The fund will disburse loans until the end of 2020, it added.

“We are confident that our national companies will emerge from this current situation stronger and more resilient, as we continue on the path of sustainable growth and economic diversification,” Mohammed Saif Al Suwaidi, director general of ADFD, said.

“Our nation’s economic strength is underpinned by our national companies that drive innovation and employment. This initiative shows that we stand ready to support these companies and collaborate with them in building a resilient and prosperous future for the nation.”

The fund said concessionary loans will help the struggling businesses both directly and indirectly.

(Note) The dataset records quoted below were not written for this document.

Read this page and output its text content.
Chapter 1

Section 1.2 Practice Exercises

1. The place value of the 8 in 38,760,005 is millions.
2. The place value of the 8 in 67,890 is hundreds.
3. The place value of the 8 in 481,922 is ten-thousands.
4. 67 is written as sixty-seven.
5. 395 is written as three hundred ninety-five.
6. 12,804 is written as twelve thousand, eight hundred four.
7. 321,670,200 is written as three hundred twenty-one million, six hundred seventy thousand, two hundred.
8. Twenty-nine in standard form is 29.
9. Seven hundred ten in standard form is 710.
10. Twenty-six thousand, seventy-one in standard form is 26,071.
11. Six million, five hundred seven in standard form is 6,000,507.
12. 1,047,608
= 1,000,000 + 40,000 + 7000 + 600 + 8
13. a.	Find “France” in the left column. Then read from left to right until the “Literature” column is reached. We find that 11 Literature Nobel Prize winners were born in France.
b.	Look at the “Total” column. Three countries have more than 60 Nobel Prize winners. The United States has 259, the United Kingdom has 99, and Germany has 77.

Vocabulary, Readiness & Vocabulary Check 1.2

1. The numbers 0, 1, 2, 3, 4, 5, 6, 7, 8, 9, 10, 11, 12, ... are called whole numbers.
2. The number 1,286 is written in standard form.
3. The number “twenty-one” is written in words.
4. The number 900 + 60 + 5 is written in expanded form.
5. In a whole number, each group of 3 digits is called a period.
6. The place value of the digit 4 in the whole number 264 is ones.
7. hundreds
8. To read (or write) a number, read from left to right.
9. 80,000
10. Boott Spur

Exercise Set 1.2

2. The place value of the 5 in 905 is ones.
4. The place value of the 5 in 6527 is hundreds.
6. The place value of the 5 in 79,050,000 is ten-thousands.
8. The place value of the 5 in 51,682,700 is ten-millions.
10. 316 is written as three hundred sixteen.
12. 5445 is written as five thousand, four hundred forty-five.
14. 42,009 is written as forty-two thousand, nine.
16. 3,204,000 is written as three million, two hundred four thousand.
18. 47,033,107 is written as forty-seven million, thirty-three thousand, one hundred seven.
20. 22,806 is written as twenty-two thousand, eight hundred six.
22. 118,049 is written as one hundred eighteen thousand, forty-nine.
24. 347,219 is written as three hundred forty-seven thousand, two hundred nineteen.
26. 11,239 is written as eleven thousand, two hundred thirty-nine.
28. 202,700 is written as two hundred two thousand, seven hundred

ADFD, which finance projects across developing countries, said it has already facilitated business deals worth Dh16.5bn for UAE companies across its portfolio of overseas projects in the last 10 years.

The fund in April launched the Abu Dhabi Exports Office (Adex) to help national exporters access new export markets. Earlier this month, Adex said it has already allocated Dh550 million to help UAE companies restart exports as the global economy gradually opens up with the easing of lockdown measures.

The coronavirus pandemic has hammered the global economy, which is set to contract 3 per cent this year and is projected to slide into the deepest recession since the Great Depression of 1930s. Governments across the world have flushed out more than $8 trillion in stimulus and monetary support (Dh29.4tn) to help protect businesses and stem job losses.

The UAE, the second biggest Arab economy, was one of the first in the Middle East to launch a stimulus package to help businesses ride out the coronavirus crisis.

In March, the Central Bank of the UAE rolled out Dh256bn in stimulus, which included a Dh50bn Targeted Economic Support Scheme of interest-free loans to banks, as well as a loosening of requirements on capital and liquidity buffers.

Free zones across the country have also waived rents and discounted fees to in a bid to support support private businesses deal with Covid-19 disruptions.